Mr. Gault expects "trade will still be a drag on growth in the first quarter" of 2006, shaving an estimated 0.75 percentage point off growth in U.S. gross domestic product.
For the month, the average price of a barrel of crude rose to $53.72, up from $51.93 in January. But the volume of oil imports declined during the same period, bringing the overall value of crude imports down to $15.64 billion in February from $15.72 billion in January.
The U.S. deficit with China, which has been the source of Sino-U.S. trade friction, showed improvement in February as well, narrowing 23% to $13.84 billion. The drop reflected gains in U.S. exports to China -- which jumped $600 million on the strength of sales of cotton and soybeans -- and a $3.5 billion decline in U.S. imports from China, as demand for Chinese-made computers and household goods eased.
Although the deficit with China narrowed for the month, the gap showed no improvement over numbers posted in February 2005, when it stood at $13.87 billion. So far this year, the accumulated U.S. trade deficit with China is somewhat worse, totaling $31.75 billion, up $2.63 billion from the same period in 2005.
The mixed data come a week before a long-planned visit to the U.S. by Chinese President Hu Jintao. Trade issues are expected to dominate the visit, and President Bush has promised to raise concerns about China's currency management.
Critics complain that Beijing manipulates China's currency, keeping the value of the yuan artificially low to give Chinese companies an edge in the world market.
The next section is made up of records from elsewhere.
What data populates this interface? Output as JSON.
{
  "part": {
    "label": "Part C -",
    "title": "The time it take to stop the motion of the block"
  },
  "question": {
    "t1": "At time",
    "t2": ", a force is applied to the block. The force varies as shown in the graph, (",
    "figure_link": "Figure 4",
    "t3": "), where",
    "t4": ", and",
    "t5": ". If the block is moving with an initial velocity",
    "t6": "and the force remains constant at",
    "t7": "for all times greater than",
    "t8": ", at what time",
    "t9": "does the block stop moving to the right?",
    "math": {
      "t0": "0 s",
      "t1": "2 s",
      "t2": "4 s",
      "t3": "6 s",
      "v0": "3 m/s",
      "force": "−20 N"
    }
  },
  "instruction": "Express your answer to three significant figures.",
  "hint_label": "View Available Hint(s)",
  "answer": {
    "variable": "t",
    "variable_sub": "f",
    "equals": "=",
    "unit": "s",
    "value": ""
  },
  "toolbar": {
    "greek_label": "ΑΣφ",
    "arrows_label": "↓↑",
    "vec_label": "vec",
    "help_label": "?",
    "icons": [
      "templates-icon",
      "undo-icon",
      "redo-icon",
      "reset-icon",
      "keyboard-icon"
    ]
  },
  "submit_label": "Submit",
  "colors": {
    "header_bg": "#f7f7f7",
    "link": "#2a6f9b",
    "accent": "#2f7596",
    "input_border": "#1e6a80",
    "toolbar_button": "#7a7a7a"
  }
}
http://online.wsj.com/article/SB114484484383723904.html

Flagg
04-13-2006, 10:42 PM
ANY improvement is good, but it could be a question of perspective given that the US is likely on track to surpass last year's trade deficit figure.

I disagree with the Chinese Yuan manipulation. It has been moved from a fixed dollar peg to floating against a basket of it's major trading partners currencies.....and it has slowly been revised up several times in the past year(and likely will trend consistently upwards for the foreseeable future).

Maybe it's a question of the Yuan not being adjusted fast enough to satisfy the US administration, but US consumers are still voting with their credit cards and buying Chinese made rubber dog poop(as is the rest of the west).

ed316
04-14-2006, 01:25 AM
It sounds good but it won't last. The summer is comming and the rising gas prices will off set this good news. The Admin could of dealt with the whole yuan pegging years back but they just weren't agressive enough. From what I read a couple of months back the yuan is deliberately undervalued by 15% to 40% which means Chinese manufaturers recieve 15% to 40% on subsidy on their export. They dragged their feet on this and getting us off ME oil.